Research Reveals Hidden Role of Skin Tone in Hazardous Job Assignments 

Alexis Avery

 

Research led by IDS Graduate Fellow and Wisconsin School of Business PhD candidate Alexis Avery uncovers how historical biases around skin tone continue to shape workplace experiences, particularly in the assignment of hazardous tasks. Avery finds that managers draw on these biases when deciding who is best suited for dangerous work, leaving darker-skinned employees disproportionately exposed to risk without receiving additional pay. 

People with darker skin report, on average, lower levels of well-being than lighter-skinned individuals, even within the same racial group. Past research has shown that they receive harsher criminal punishment, less fair treatment in classrooms, and are more likely to be subject to housing segregation, for example. While the United States has a long history of overt discrimination based on skin color, findings from Avery’s studies show that these processes of job assignment within organizations are more subtle. Unlike layoffs or Equal Employment Opportunity (EEO) cases that attract attention, the selection of darker-skinned employees for more dangerous work often goes unreported, which can mask the physical and psychological toll of the higher risk roles on these workers. 

Avery conducted two studies. In the first, she measured the skin tone of 15,000 NCAA football players, through human and AI ratings of their profile pictures. She observed that darker-skinned athletes were more likely to be assigned to positions with a high likelihood of concussion. In her second study, she used national archival data to show that darker-skinned individuals are disproportionately sorted into more hazardous work environments. Avery found that this pattern of sorting is more pronounced in the American South, which she explains may be due in part to greater entrenchment of social processes, values, and beliefs that are passed down across generations.  

“Darker-skinned employees are not only less likely to be hired or fairly paid, they also often work in harsher conditions without fair compensation. And these disparities extend far beyond physically demanding jobs; they cut across occupations. We cannot assume that people within the same racial group experience the workplace in the same way,” explains Avery. 

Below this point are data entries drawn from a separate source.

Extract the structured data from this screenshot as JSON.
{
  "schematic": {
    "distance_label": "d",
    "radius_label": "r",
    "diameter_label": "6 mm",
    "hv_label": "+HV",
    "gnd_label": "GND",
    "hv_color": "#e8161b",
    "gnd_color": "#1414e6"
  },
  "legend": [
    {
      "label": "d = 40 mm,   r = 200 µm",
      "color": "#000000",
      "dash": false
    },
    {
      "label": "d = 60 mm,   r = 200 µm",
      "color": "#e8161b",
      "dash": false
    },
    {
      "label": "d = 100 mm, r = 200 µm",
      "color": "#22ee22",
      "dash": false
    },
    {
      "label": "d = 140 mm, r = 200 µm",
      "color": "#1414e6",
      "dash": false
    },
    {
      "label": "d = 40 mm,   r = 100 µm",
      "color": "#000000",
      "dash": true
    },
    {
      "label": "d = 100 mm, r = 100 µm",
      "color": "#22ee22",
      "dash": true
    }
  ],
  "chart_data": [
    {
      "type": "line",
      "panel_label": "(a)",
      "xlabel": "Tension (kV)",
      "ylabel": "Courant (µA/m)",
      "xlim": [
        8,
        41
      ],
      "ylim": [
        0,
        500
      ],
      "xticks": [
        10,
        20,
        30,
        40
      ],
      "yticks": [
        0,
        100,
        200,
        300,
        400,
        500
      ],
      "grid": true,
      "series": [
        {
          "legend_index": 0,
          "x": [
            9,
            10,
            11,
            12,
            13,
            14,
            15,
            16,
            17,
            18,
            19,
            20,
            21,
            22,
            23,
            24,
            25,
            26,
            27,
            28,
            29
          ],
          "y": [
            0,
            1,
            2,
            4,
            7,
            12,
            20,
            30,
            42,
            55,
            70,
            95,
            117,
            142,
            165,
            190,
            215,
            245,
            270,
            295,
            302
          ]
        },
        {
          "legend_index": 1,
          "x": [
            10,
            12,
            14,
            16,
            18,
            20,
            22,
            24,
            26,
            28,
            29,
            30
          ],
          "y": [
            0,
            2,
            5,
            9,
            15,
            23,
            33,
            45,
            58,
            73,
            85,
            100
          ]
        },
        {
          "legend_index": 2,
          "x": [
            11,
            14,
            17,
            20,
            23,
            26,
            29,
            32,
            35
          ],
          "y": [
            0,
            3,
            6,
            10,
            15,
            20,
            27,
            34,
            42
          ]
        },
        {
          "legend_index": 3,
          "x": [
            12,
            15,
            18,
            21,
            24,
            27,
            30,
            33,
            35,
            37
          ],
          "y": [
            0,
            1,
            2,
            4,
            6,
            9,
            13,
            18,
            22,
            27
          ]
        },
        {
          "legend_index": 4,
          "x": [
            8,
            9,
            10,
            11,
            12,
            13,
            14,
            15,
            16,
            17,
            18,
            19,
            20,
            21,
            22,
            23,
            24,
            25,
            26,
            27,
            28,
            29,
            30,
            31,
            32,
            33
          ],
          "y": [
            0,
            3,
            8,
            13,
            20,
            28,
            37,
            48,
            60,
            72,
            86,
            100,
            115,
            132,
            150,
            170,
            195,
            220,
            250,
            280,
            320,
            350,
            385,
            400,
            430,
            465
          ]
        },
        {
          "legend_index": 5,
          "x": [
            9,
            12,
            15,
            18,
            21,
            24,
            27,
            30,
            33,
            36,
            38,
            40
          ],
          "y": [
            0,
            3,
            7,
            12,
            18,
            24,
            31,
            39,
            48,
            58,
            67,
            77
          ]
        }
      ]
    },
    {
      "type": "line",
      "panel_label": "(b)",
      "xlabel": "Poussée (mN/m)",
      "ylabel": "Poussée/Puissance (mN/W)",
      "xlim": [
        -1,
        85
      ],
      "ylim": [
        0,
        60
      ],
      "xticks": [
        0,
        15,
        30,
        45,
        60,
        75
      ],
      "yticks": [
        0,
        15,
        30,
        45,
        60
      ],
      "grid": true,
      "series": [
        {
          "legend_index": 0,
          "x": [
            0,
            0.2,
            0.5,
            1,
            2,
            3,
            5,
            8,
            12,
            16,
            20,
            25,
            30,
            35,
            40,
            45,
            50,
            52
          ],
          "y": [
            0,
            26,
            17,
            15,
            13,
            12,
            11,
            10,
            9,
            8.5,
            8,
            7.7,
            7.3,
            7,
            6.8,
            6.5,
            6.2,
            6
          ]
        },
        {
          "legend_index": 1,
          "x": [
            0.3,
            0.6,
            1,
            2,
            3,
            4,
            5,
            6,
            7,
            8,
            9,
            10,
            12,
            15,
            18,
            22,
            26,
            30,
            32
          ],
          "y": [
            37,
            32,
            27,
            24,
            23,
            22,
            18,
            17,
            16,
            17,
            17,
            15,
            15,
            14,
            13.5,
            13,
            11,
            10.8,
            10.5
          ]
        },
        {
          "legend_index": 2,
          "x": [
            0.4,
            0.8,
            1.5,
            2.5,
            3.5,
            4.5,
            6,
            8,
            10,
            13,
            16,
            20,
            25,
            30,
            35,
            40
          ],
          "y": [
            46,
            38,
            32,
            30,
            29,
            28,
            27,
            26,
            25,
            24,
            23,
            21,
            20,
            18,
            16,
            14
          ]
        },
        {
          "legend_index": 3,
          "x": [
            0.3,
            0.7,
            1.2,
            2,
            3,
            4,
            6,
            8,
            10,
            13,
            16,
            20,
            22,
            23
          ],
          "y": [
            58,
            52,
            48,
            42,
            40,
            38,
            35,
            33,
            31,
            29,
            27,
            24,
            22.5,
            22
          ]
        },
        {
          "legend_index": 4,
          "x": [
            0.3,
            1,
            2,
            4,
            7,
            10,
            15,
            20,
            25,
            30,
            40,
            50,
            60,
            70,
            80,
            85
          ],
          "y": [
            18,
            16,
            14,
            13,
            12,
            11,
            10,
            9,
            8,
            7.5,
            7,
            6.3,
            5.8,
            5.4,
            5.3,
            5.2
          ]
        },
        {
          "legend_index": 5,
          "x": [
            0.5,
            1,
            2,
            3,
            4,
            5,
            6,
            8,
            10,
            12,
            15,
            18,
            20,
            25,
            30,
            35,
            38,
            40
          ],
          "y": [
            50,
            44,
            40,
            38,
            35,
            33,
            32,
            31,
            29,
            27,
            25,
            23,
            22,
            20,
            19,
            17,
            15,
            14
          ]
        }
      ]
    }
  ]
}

This work, which was supported by an Institute for Diversity Science Seed Grant and completed in collaboration with IDS affiliate Jirs Meuris, offers important contributions. Avery assessed skin tone using a custom-developed algorithm and she validated the algorithm’s classifications through human ratings (three per photo, totaling around 45,000 ratings). These studies also demonstrate that selection into more hazardous roles is at least in part based on management decision-making and not the preferences of employees themselves.  

Avery says that this research calls for organizational leaders to adopt more inclusive decision-making when it comes to the way they assign tasks. She also says that we should look at how factors beyond race alone might impact the way that employees are sorted into roles.  Avery says, “My hope is that by bringing empirical attention to these disparities, this line of work can help inform future organizational practices and policy interventions that move us toward greater equity.”